SANTA CLARA, Calif. – Microsoft has broken from its past and is supporting the Eclipse Foundation.
In a speech at the EclipseCon 2008 conference here March 19, Sam Ramji, Microsoft’s chief open-source advocate, delivered a morning keynote and said that Microsoft will support two key Eclipse technologies, and he hinted that there may be more to come. Ramji is the director of platform technology strategy at Microsoft.
Continuing its push to get along with open-source projects and technologies, Ramji said Microsoft now will support SWT and the Higgins identity management project.
Microsoft will support the SWT presentation technology with its WPF (Windows Presentation Foundation). SWT is an open-source widget toolkit for Java designed to provide efficient, portable access to the user-interface facilities of the operating systems on which it is implemented.
Meanwhile, Microsoft will support the Higgins identity management technology with its CardSpace implementation.
According to the definition on the Eclipse Foundation’s Higgins Web page, Higgins is “an open-source Internet identity framework designed to integrate identity, profile, and social relationship information across multiple sites, applications, and devices.”

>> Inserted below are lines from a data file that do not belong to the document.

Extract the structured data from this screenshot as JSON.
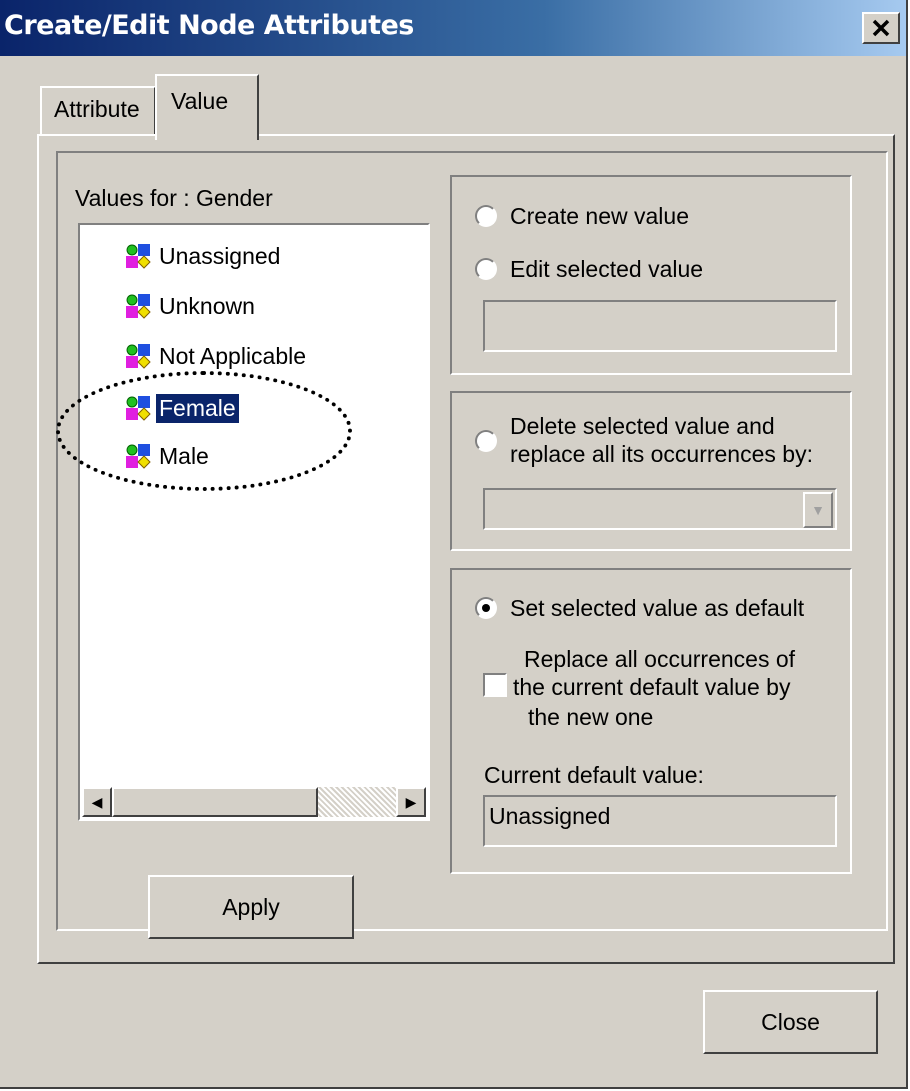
{
  "window": {
    "title": "Create/Edit Node Attributes",
    "close_glyph": "✕"
  },
  "tabs": [
    {
      "label": "Attribute",
      "active": false
    },
    {
      "label": "Value",
      "active": true
    }
  ],
  "values_panel": {
    "heading": "Values for : Gender",
    "items": [
      {
        "label": "Unassigned",
        "icon": "node-value-icon",
        "selected": false
      },
      {
        "label": "Unknown",
        "icon": "node-value-icon",
        "selected": false
      },
      {
        "label": "Not Applicable",
        "icon": "node-value-icon",
        "selected": false
      },
      {
        "label": "Female",
        "icon": "node-value-icon",
        "selected": true
      },
      {
        "label": "Male",
        "icon": "node-value-icon",
        "selected": false
      }
    ],
    "scroll_left_glyph": "◀",
    "scroll_right_glyph": "▶"
  },
  "edit_group": {
    "create_label": "Create new value",
    "edit_label": "Edit selected value",
    "value_field": ""
  },
  "delete_group": {
    "label_line1": "Delete selected value and",
    "label_line2": "replace all its occurrences by:",
    "replacement_value": "",
    "dropdown_glyph": "▼"
  },
  "default_group": {
    "set_default_label": "Set selected value as default",
    "set_default_checked": true,
    "replace_line1": "Replace all occurrences of",
    "replace_line2": "the current default value by",
    "replace_line3": "the new one",
    "replace_checked": false,
    "current_default_label": "Current default value:",
    "current_default_value": "Unassigned"
  },
  "buttons": {
    "apply": "Apply",
    "close": "Close"
  },
  "colors": {
    "dialog_bg": "#d4d0c8",
    "titlebar_start": "#0a246a",
    "titlebar_end": "#a6caf0",
    "selection": "#0a246a"
  }
}
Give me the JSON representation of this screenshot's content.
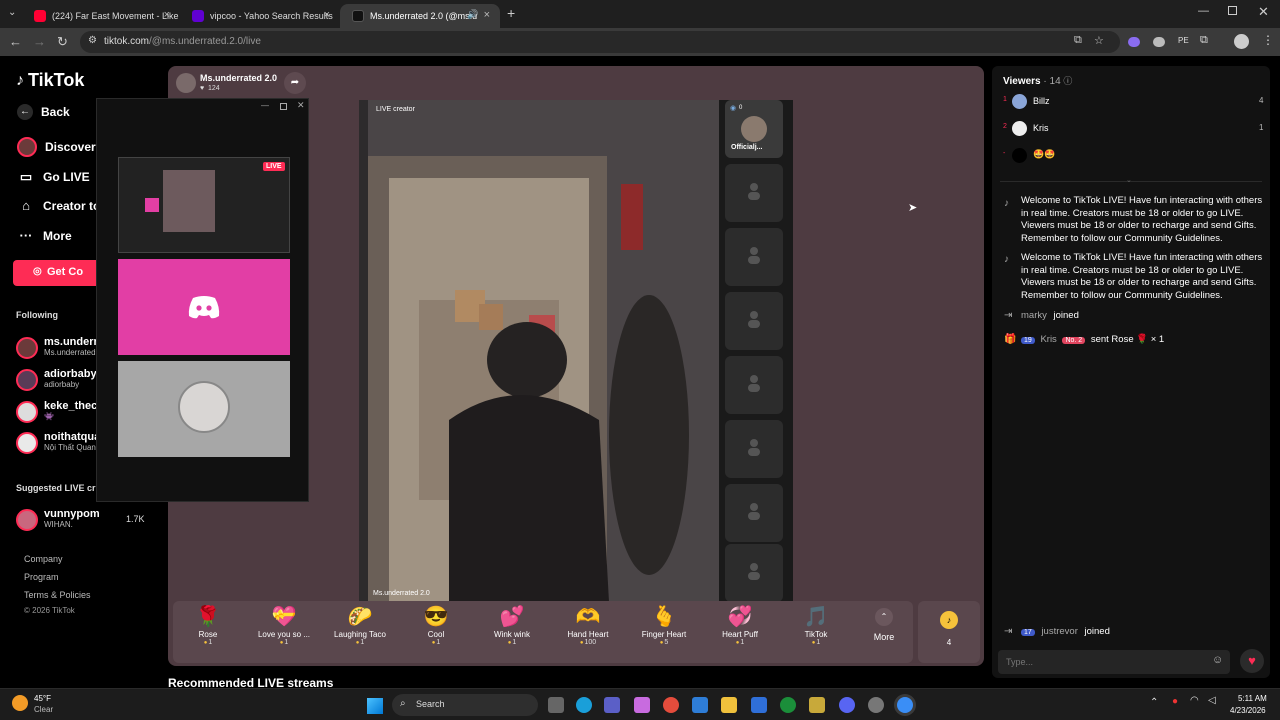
{
  "browser": {
    "tabs": [
      {
        "title": "(224) Far East Movement - Like",
        "color": "#ff0033"
      },
      {
        "title": "vipcoo - Yahoo Search Results",
        "color": "#6001d2"
      },
      {
        "title": "Ms.underrated 2.0 (@ms.u",
        "color": "#111111"
      }
    ],
    "url_host": "tiktok.com",
    "url_path": "/@ms.underrated.2.0/live"
  },
  "sidebar": {
    "logo": "TikTok",
    "back": "Back",
    "discover": "Discover Li",
    "go_live": "Go LIVE",
    "creator_tools": "Creator toc",
    "more": "More",
    "get_coins": "Get Co",
    "following_heading": "Following",
    "following": [
      {
        "name": "ms.underr",
        "sub": "Ms.underrated"
      },
      {
        "name": "adiorbaby",
        "sub": "adiorbaby"
      },
      {
        "name": "keke_theco",
        "sub": "👾"
      },
      {
        "name": "noithatqua",
        "sub": "Nội Thất Quan"
      }
    ],
    "suggested_heading": "Suggested LIVE cr",
    "suggested": [
      {
        "name": "vunnypom",
        "sub": "WIHAN.",
        "count": "1.7K"
      }
    ],
    "footer": [
      "Company",
      "Program",
      "Terms & Policies",
      "© 2026 TikTok"
    ]
  },
  "stream": {
    "host_name": "Ms.underrated 2.0",
    "likes": "124",
    "live_creator_label": "LIVE creator",
    "watermark": "Ms.underrated 2.0",
    "guest_name": "Officialj...",
    "guest_count": "0",
    "recommended": "Recommended LIVE streams"
  },
  "floating": {
    "live_badge": "LIVE"
  },
  "gifts": [
    {
      "name": "Rose",
      "price": "1",
      "glyph": "🌹"
    },
    {
      "name": "Love you so ...",
      "price": "1",
      "glyph": "💝"
    },
    {
      "name": "Laughing Taco",
      "price": "1",
      "glyph": "🌮"
    },
    {
      "name": "Cool",
      "price": "1",
      "glyph": "😎"
    },
    {
      "name": "Wink wink",
      "price": "1",
      "glyph": "💕"
    },
    {
      "name": "Hand Heart",
      "price": "100",
      "glyph": "🫶"
    },
    {
      "name": "Finger Heart",
      "price": "5",
      "glyph": "🫰"
    },
    {
      "name": "Heart Puff",
      "price": "1",
      "glyph": "💞"
    },
    {
      "name": "TikTok",
      "price": "1",
      "glyph": "🎵"
    }
  ],
  "gift_more": "More",
  "coins_label": "4",
  "chat": {
    "viewers_label": "Viewers",
    "viewers_count": "· 14",
    "viewers": [
      {
        "rank": "1",
        "name": "Billz",
        "score": "4"
      },
      {
        "rank": "2",
        "name": "Kris",
        "score": "1"
      },
      {
        "rank": "-",
        "name": "🤩🤩",
        "score": ""
      }
    ],
    "welcome": "Welcome to TikTok LIVE! Have fun interacting with others in real time. Creators must be 18 or older to go LIVE. Viewers must be 18 or older to recharge and send Gifts. Remember to follow our Community Guidelines.",
    "join1_user": "marky",
    "join1_text": "joined",
    "gift_level": "19",
    "gift_user": "Kris",
    "gift_badge": "No. 2",
    "gift_text": "sent Rose",
    "gift_glyph": "🌹",
    "gift_count": "× 1",
    "join2_level": "17",
    "join2_user": "justrevor",
    "join2_text": "joined",
    "input_placeholder": "Type..."
  },
  "weather": {
    "temp": "45°F",
    "cond": "Clear"
  },
  "taskbar": {
    "search": "Search",
    "time": "5:11 AM",
    "date": "4/23/2026"
  },
  "colors": {
    "brand": "#fe2c55",
    "stage": "#4e3b41",
    "chat_bg": "#121212"
  }
}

It’s not a protocol but software that supports a user experience that works with such digital identity protocols, including WS-Trust, OpenID, SAML, XDI and LDAP.
Microsoft’s moves mark the first time the company has worked openly with Eclipse. However, Ramji said at the company’s’ recent MIX 08 conference in Las Vegas that he and Eclipse Executive Director Mike Milinkovich have been talking for almost a year about how the two organizations could collaborate.
Milinkovich called Microsoft’s move a “positive step,” albeit small steps in the direction of working more closely with Eclipse.
Asked if he thought Microsoft might someday join the strongly Java-focused Eclipse Foundation, Milinkovich said such an idea is not “very farfetched to consider that.”
Eclipse has a clause that all members ship some sort of technology based on an Eclipse project. Milinkovich said Microsoft could easily meet that criterion with a plug-in to Visual Studio.